А самолёт всё бежал и бежал по полю. И вот наконец Маша увидела, как человек с флагом махнул флагом ещё раз, и почти сразу после этого вдруг прекратилась тряска. Маша посмотрела на землю. Земля была уже где-то внизу, и самолёт не касался её больше своими колёсами.
— Ах, — сказала мама, — ах, мы, кажется, летим! А Маша захлопала в ладоши и вдруг запела:
Уши у неё были заткнуты ватой, и шум в самолёте от мотора был такой, что она и сама не слышала, что она поёт.
А самолёт поднимался всё выше и выше над землёй. Маша смотрела в окно и видела, как большой дом аэропорта стал совсем маленьким, а потом куда-то исчез.
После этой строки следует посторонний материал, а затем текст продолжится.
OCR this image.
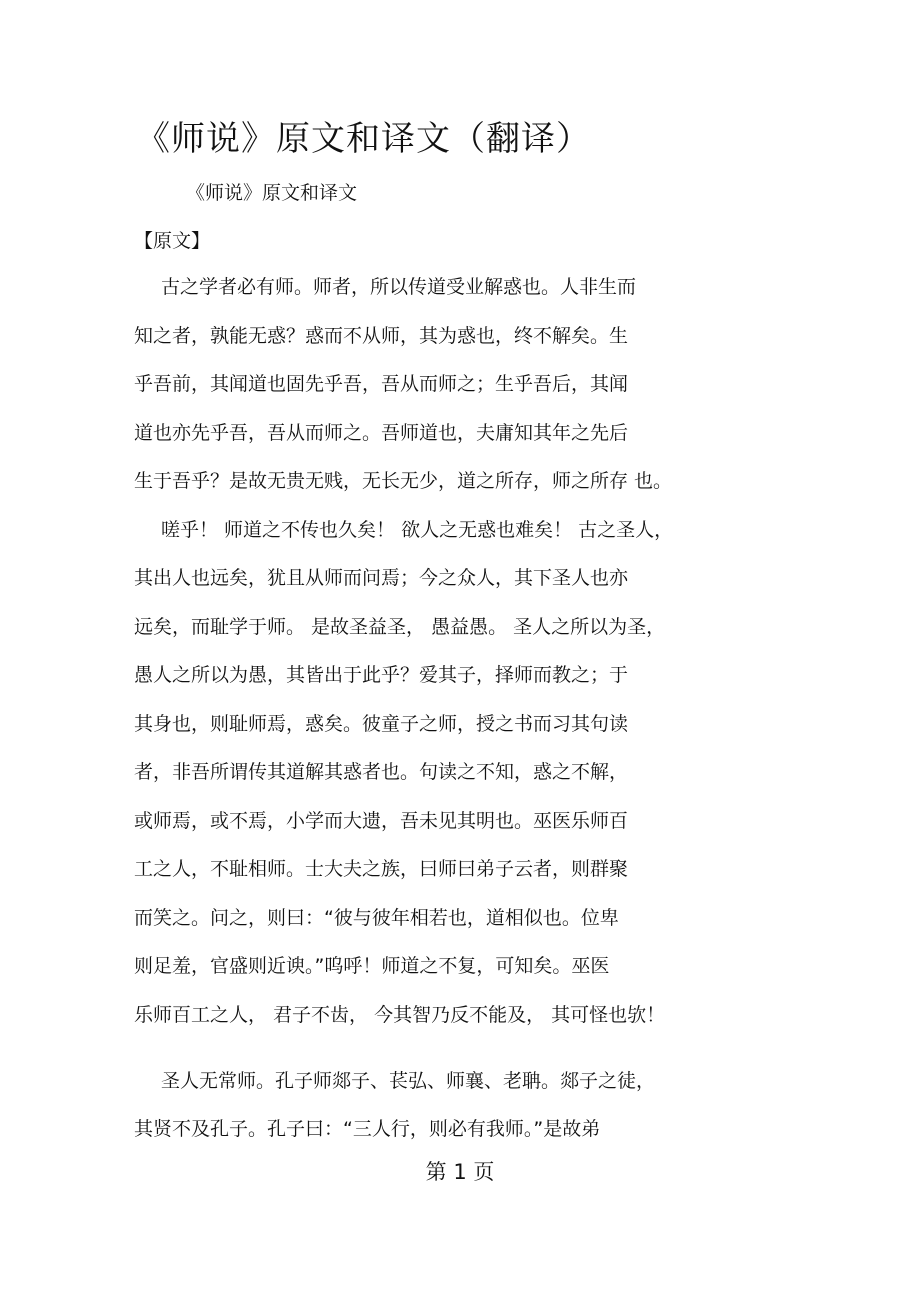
《师说》原文和译文（翻译）
《师说》原文和译文
【原文】
古之学者必有师。师者，所以传道受业解惑也。人非生而
知之者，孰能无惑？惑而不从师，其为惑也，终不解矣。生
乎吾前，其闻道也固先乎吾，吾从而师之；生乎吾后，其闻
道也亦先乎吾，吾从而师之。吾师道也，夫庸知其年之先后
生于吾乎？是故无贵无贱，无长无少，道之所存，师之所存 也。
嗟乎！ 师道之不传也久矣！ 欲人之无惑也难矣！ 古之圣人，
其出人也远矣，犹且从师而问焉；今之众人，其下圣人也亦
远矣，而耻学于师。 是故圣益圣， 愚益愚。 圣人之所以为圣，
愚人之所以为愚，其皆出于此乎？爱其子，择师而教之；于
其身也，则耻师焉，惑矣。彼童子之师，授之书而习其句读
者，非吾所谓传其道解其惑者也。句读之不知，惑之不解，
或师焉，或不焉，小学而大遗，吾未见其明也。巫医乐师百
工之人，不耻相师。士大夫之族，曰师曰弟子云者，则群聚
而笑之。问之，则曰：“彼与彼年相若也，道相似也。位卑
则足羞，官盛则近谀。”呜呼！师道之不复，可知矣。巫医
乐师百工之人， 君子不齿， 今其智乃反不能及， 其可怪也欤！
圣人无常师。孔子师郯子、苌弘、师襄、老聃。郯子之徒，
其贤不及孔子。孔子曰：“三人行，则必有我师。”是故弟
第 1 页
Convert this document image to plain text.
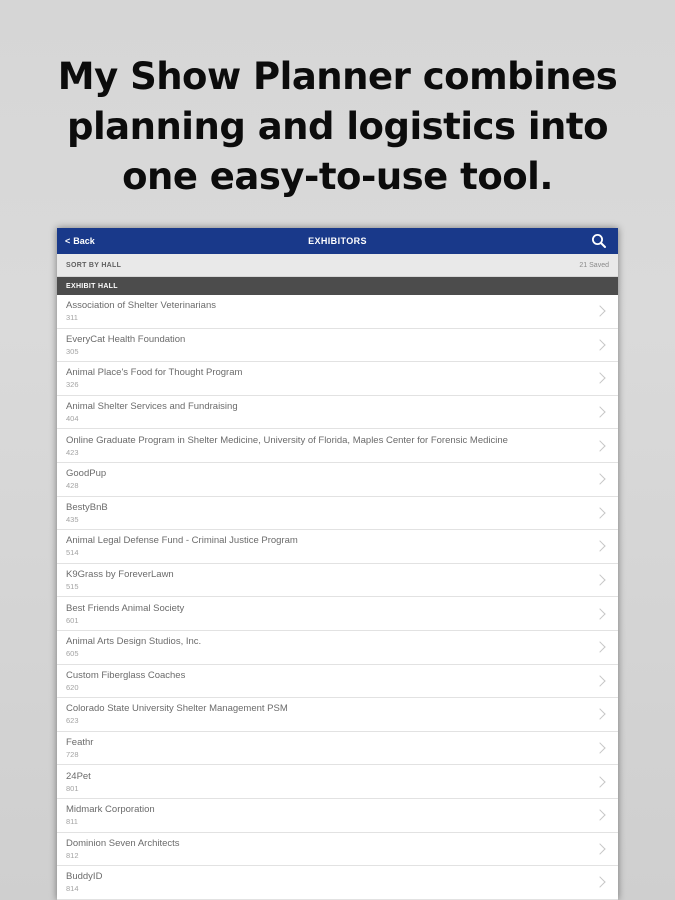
My Show Planner combines
planning and logistics into
one easy-to-use tool.
< Back	EXHIBITORS
SORT BY HALL	21 Saved
EXHIBIT HALL
Association of Shelter Veterinarians
311
EveryCat Health Foundation
305
Animal Place's Food for Thought Program
326
Animal Shelter Services and Fundraising
404
Online Graduate Program in Shelter Medicine, University of Florida, Maples Center for Forensic Medicine
423
GoodPup
428
BestyBnB
435
Animal Legal Defense Fund - Criminal Justice Program
514
K9Grass by ForeverLawn
515
Best Friends Animal Society
601
Animal Arts Design Studios, Inc.
605
Custom Fiberglass Coaches
620
Colorado State University Shelter Management PSM
623
Feathr
728
24Pet
801
Midmark Corporation
811
Dominion Seven Architects
812
BuddyID
814
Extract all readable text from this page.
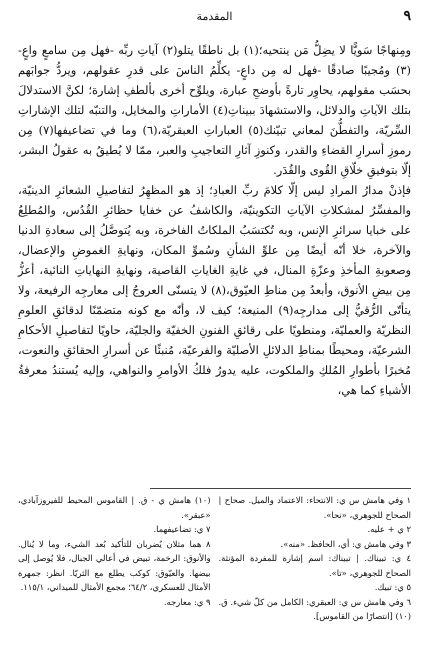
٩
المقدمة

ومِنهاجًا سَويًّا لا يضِلُّ مَن ينتحيه؛(١) بل ناطقًا يتلو(٢) آياتِ ربِّه -فهل مِن سامعٍ واعٍ-(٣) ومُجيبًا صادقًا -فهل له مِن داعٍ- يكلِّمُ الناسَ على قدرِ عقولهم، ويردُّ جوابَهم بحسَب مقولهم، يحاوِر تارةً بأوضحِ عبارة، ويلوِّح أخرى بألطفِ إشارة؛ لكنَّ الاستدلالَ بتلك الآياتِ والدلائل، والاستشهادَ ببيناتِ(٤) الأماراتِ والمخايل، والتنبّه لتلك الإشاراتِ السِّريّة، والتفطُّنَ لمعاني تبيّنك(٥) العباراتِ العبقريّة،(٦) وما في تضاعيفها(٧) مِن رموزِ أسرارِ القضاءِ والقدر، وكنوزِ آثارِ التعاجيبِ والعبر، ممّا لا يُطيقُ به عقولُ البشر، إلّا بتوفيقِ خلّاقِ القُوى والقُدَر.

فإذنْ مدارُ المرادِ ليس إلّا كلامَ ربِّ العبادِ؛ إذ هو المظهِرُ لتفاصيلِ الشعائرِ الدينيّة، والمفسِّرُ لمشكلاتِ الآياتِ التكوينيّة، والكاشفُ عن خفايا حظائرِ القُدُس، والمُطلِعُ على خبايا سرائرِ الإنس، وبه تُكتسَبُ الملكاتُ الفاخرة، وبه يُتوصَّلُ إلى سعادةِ الدنيا والآخرة، خلا أنّه أيضًا مِن علوِّ الشأنِ وسُموِّ المكان، ونهايةِ الغموضِ والإعضال، وصعوبةِ المأخذِ وعزّةِ المنال، في غايةِ الغاياتِ القاصية، ونهايةِ النهاياتِ النائية، أعزُّ مِن بيضِ الأنوق، وأبعدُ مِن مناطِ العيّوق،(٨) لا يتسنّى العروجُ إلى معارجِه الرفيعة، ولا يتأتّى الرُّقيُّ إلى مدارجِه(٩) المنيعة؛ كيف لا، وأنّه مع كونه متضمّنًا لدقائقِ العلومِ النظريّة والعمليّة، ومنطويًا على رقائقِ الفنونِ الخفيّة والجليّة، حاويًا لتفاصيلِ الأحكامِ الشرعيّة، ومحيطًا بمناطِ الدلائلِ الأصليّة والفرعيّة، مُنبئًا عن أسرارِ الحقائقِ والنعوت، مُخبرًا بأطوارِ المُلكِ والملكوت، عليه يدورُ فلكُ الأوامرِ والنواهي، وإليه يُستندُ معرفةُ الأشياءِ كما هي،

١ وفي هامش س ي: الانتحاء: الاعتماد والميل. صحاح | الصحاح للجوهري، «نحا».

٢ ي + عليه.

٣ وفي هامش ي: أي، الحافظ. «منه».

٤ ي: تبيناك. | تبيناك: اسم إشارة للمفردة المؤنثة. الصحاح للجوهري، «تا».

٥ ي: تبيك.

٦ وفي هامش س ي: العبقري: الكامل من كلّ شيء. ق.(١٠) [انتصارًا من القاموس].

(١٠) هامش ي - ق. | القاموس المحيط للفيروزآبادي، «عبقر».

٧ ي: تضاعيفهما.

٨ هما مثلان يُضربان للتأكيد بُعد الشيء، وما لا يُنال. والأنوق: الرخمة، تبيض في أعالي الجبال، فلا يُوصل إلى بيضها. والعيّوق: كوكب يطلع مع الثريّا. انظر: جمهرة الأمثال للعسكري، ٦٤/٢؛ مجمع الأمثال للميداني، ١١٥/١.

٩ ي: معارجه.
Скоро не стало видно и Москвы. Они летели над лесами, полями и реками. Казалось, что они летят очень-очень медленно — почти что на месте стоят. Маша даже крикнула маме:
— Ох, как мы медленно летим! Прямо тише едем, чем трамвай.
А мама в ответ Маше:
— А вон, посмотри, видишь внизу лес?
— Вижу! — крикнула Маша.
— А теперь?
— А теперь уже не вижу, мы уже его пролетели.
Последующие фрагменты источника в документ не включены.